Como había tanta gente (muchos llegaron corriendo de toda Grecia al enterarse de la desagradable noticia), sacaron el féretro al patio, donde se celebró el funeral. ¡Qué puedo decir! ¡Oleadas, oleadas de fragancia llegaban continuamente! Todo el patio estaba lleno de fragancia. ¡Nunca olvidaré este funeral! No solo se sentía tristeza, sino también alegría. ¡Tristeza gozosa! ¡Estaba presente la esperanza de la Resurrección! Arzobispos y muchos sacerdotes participaron en el funeral.

Al terminar el funeral, levantaron el féretro para que el Gérontas pudiera bendecir al mundo entero por última vez, y todos gritaron "¡Santo!". Más tarde, oí que algunos lo vieron bendecir a la multitud con las manos. Otros, oí que lo vieron con los ojos medio abiertos.

Sin embargo, lo que más se me ha quedado es la hora del entierro. He asistido a muchos funerales, pero lo que sentí en ese momento en el Monasterio fue completamente diferente. Las campanas repicaban y todos cantaban "¡Cristo ha resucitado!“. Olas de fragancia seguían emanando del cuerpo sagrado del Gérontas. En ese momento pensaba: ¿cuántos santos habrían acudido allí a recibirlo? En ese momento sentí alegría, porque un elegido de Dios, un santo, ¡iba a encontrarse con el Cristo que tanto amaba! ¡Un santo entraba en el Reino de los cielos!
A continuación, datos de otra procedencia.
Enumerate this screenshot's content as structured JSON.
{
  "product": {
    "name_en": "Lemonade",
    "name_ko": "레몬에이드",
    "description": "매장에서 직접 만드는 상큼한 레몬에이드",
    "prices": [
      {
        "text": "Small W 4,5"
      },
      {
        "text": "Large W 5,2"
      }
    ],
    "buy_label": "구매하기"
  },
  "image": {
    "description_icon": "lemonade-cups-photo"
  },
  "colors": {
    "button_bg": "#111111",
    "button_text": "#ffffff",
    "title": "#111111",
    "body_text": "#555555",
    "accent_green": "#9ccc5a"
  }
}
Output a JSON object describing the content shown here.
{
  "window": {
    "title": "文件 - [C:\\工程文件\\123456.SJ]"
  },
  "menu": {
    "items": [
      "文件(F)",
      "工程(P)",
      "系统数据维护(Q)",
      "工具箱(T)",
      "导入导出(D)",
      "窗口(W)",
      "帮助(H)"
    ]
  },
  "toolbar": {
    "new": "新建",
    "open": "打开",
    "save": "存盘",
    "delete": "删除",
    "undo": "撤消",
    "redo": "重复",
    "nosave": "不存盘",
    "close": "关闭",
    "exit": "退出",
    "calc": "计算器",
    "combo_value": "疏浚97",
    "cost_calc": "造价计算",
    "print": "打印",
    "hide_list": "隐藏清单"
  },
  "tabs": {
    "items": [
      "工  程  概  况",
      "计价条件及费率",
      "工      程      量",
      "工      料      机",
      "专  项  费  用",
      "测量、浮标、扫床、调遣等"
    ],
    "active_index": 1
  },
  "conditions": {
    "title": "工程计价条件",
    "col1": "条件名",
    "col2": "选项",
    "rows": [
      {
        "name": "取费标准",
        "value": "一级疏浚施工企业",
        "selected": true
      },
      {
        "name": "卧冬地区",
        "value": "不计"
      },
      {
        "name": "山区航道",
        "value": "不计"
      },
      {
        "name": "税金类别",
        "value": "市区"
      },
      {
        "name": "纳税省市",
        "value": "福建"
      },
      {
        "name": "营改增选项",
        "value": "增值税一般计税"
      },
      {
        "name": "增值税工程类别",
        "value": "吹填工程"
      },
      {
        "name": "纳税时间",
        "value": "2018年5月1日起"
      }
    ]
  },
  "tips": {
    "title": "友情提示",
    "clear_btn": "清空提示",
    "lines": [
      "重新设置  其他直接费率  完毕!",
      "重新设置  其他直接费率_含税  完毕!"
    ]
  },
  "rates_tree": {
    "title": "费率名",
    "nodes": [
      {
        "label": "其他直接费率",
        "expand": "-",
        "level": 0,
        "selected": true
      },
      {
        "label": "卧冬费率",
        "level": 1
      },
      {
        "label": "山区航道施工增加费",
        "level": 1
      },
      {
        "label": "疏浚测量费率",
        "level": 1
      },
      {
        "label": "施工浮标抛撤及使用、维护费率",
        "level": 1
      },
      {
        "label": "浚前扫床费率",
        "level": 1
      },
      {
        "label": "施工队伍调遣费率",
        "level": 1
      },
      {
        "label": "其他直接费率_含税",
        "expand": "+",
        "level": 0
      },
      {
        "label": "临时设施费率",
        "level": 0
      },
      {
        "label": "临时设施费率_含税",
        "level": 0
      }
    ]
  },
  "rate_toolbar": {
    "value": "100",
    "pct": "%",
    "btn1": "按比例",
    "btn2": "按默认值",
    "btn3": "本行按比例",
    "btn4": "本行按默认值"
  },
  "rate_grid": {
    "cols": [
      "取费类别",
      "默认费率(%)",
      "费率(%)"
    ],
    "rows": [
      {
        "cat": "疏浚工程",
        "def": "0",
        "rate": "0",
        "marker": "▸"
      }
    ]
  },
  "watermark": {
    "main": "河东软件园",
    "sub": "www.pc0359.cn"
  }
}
¡Le echamos mucho de menos! ¡En este momento, apenas puedo contener las lágrimas! ¡Nunca lo olvidaré! Siempre sentiré una gratitud eterna por mi Gérontas, mi guía espiritual, el Padre Iakovos.

Como nos había dicho, desde su fallecimiento hasta hoy, no hemos dejado de ir al Monasterio. Vamos a su tumba y le agradecemos grandemente por todo lo que nos ha ayudado y nos sigue ayudando”.


3.99. Fragancia en su funeral

Testimonio de la presbitera Panagiota Papakosta-Trikaliotis: «Noviembre de 1991. Durante el funeral del Gérontas, concretamente unas horas antes de que comenzase el oficio, nos encontrábamos en el patio frente a la iglesia del Monasterio. Confieso personalmente que sentí una fragancia que me inundaba. Lo mismo me aseguraba mi cuñada Euthymia Dionysopoulou, que estaba a mi lado».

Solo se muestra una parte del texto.